Dalam jurnal Science Advance, Daniel McCoy, pakar atmosfer dari University of Washington, Seattle, Amerika Serikat, menjawab hal tersebut. "Jumlahnya bergantung pada fitoplankton, yang mengeluarkan partikel mikroskopis atau aerosol yang akan terbawa angin hingga ke atmosfer, bergabung menjadi butiran air dan membentuk awan," tulis pria yang memimpin studi ini.
Baca Juga:
Menurut McCoy, memahami hubungan antara kehidupan laut dan pembentukan tetesan awan merupakan bagian penting dari prediksi perubahan iklim. "Kita perlu tahu apakah aerosol itu sudah jenuh dan membuat awan semakin cerah," ujarnya. Dia menyebutkan hanya ada dua kemungkinan sumber aerosol, yaitu organisme laut dan manusia.

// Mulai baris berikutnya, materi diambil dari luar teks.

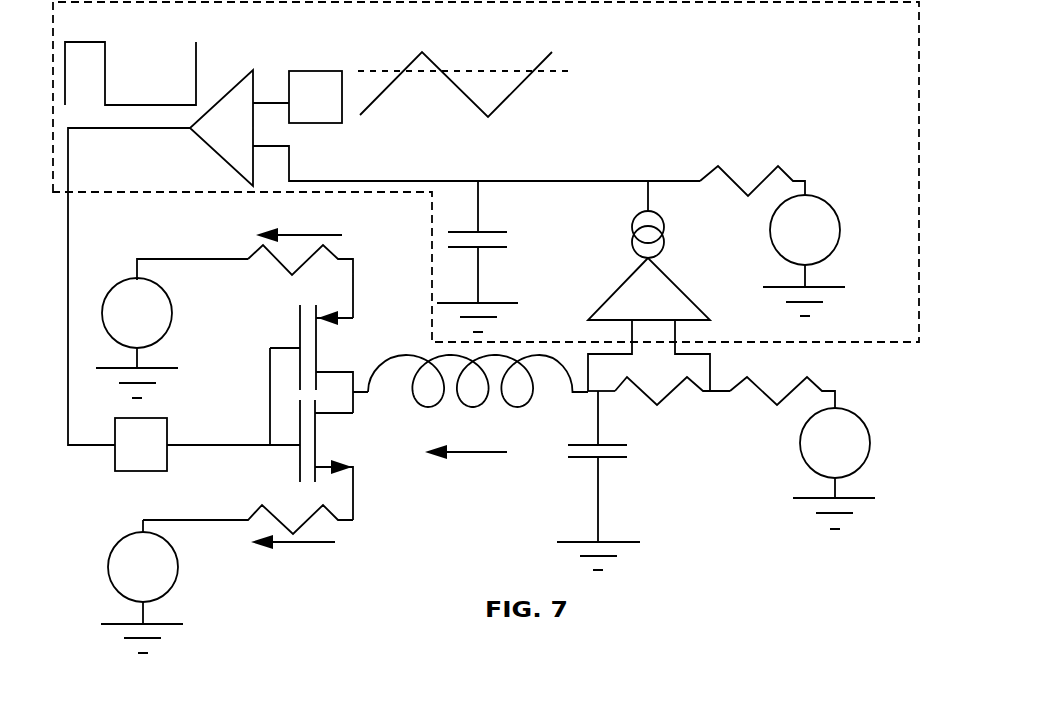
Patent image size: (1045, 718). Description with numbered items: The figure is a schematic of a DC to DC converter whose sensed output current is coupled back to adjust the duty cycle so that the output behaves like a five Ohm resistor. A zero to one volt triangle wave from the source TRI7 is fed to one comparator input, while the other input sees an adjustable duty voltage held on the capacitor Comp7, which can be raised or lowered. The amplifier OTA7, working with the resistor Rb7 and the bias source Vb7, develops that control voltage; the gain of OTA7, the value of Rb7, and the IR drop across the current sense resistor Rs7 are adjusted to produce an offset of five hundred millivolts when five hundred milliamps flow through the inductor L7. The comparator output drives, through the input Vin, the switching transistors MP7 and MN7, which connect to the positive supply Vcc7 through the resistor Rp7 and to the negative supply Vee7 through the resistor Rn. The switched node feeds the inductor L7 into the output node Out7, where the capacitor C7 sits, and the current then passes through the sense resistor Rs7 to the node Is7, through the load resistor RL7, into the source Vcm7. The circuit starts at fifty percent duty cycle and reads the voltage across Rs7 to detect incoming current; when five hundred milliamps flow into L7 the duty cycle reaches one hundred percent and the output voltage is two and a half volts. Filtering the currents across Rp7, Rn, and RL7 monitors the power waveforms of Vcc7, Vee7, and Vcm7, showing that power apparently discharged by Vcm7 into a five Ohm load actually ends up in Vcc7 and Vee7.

The triangle wave source TRI7 is at (533, 105).
The compensation capacitor Comp7 is at (502, 256).
The operational transconductance amplifier OTA7 is at (660, 267).
The bias resistor Rb7 is at (751, 192).
The bias voltage source Vb7 is at (819, 231).
The positive supply Vcc7 is at (172, 312).
The p-side sense resistor Rp7 is at (316, 262).
The PMOS switch transistor MP7 is at (346, 375).
The NMOS switch transistor MN7 is at (265, 460).
The input drive source Vin is at (167, 441).
The n-side sense resistor Rn is at (264, 523).
The negative supply Vee7 is at (204, 570).
The inductor L7 is at (478, 419).
The output node Out7 is at (614, 372).
The output capacitor C7 is at (629, 480).
The current sense resistor Rs7 is at (694, 405).
The sensed current node Is7 is at (725, 372).
The load resistor RL7 is at (826, 378).
The common mode voltage source Vcm7 is at (859, 490).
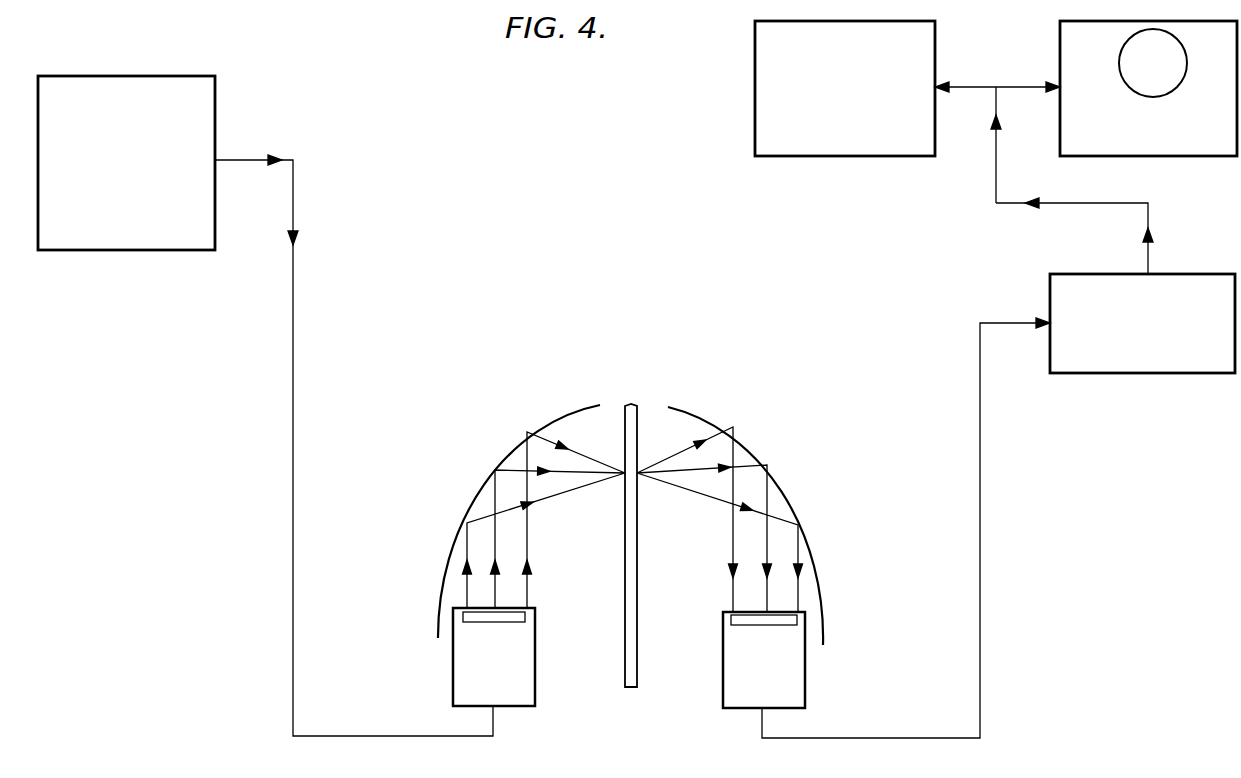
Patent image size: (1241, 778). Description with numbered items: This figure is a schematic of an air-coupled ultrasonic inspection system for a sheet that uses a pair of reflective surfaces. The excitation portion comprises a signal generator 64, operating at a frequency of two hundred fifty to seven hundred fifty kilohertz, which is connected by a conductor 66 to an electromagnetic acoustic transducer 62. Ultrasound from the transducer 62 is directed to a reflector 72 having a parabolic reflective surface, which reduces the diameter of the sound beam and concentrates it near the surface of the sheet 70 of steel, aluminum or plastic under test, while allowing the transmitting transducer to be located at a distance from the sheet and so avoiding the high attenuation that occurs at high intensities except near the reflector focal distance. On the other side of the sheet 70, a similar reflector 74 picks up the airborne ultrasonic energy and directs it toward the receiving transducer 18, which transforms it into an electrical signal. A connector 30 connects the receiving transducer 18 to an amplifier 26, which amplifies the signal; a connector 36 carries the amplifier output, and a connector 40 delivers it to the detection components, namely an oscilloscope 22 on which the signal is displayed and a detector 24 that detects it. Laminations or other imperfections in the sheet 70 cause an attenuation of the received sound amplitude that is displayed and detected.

The signal generator 64 is at (208, 122).
The conductor 66 is at (293, 378).
The electromagnetic acoustic transducer 62 is at (518, 666).
The reflector 72 is at (557, 407).
The sheet 70 is at (633, 602).
The reflector 74 is at (793, 502).
The receiving transducer 18 is at (795, 682).
The connector 30 is at (982, 517).
The amplifier 26 is at (1167, 363).
The connector 36 is at (1093, 207).
The connector 40 is at (977, 85).
The detector 24 is at (928, 42).
The oscilloscope 22 is at (1173, 140).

Menentukan sumber tersebut, McCoy menjelaskan, adalah pekerjaan yang rumit. Hal itu terjadi karena begitu aerosol mencapai atmosfer, makin sulit untuk mengidentifikasi sumbernya.
Walhasil, penelitian ini harus menggunakan satelit super-sensitif dan program pemodelan untuk menentukan jenis dan jumlah aerosol yang terpancar di atas wilayah Samudra Selatan. Wilayah ini meliputi Brasil bagian selatan dan turun ke Tiera del Fuego, sekelompok pulau di ujung selatan Amerika Latin.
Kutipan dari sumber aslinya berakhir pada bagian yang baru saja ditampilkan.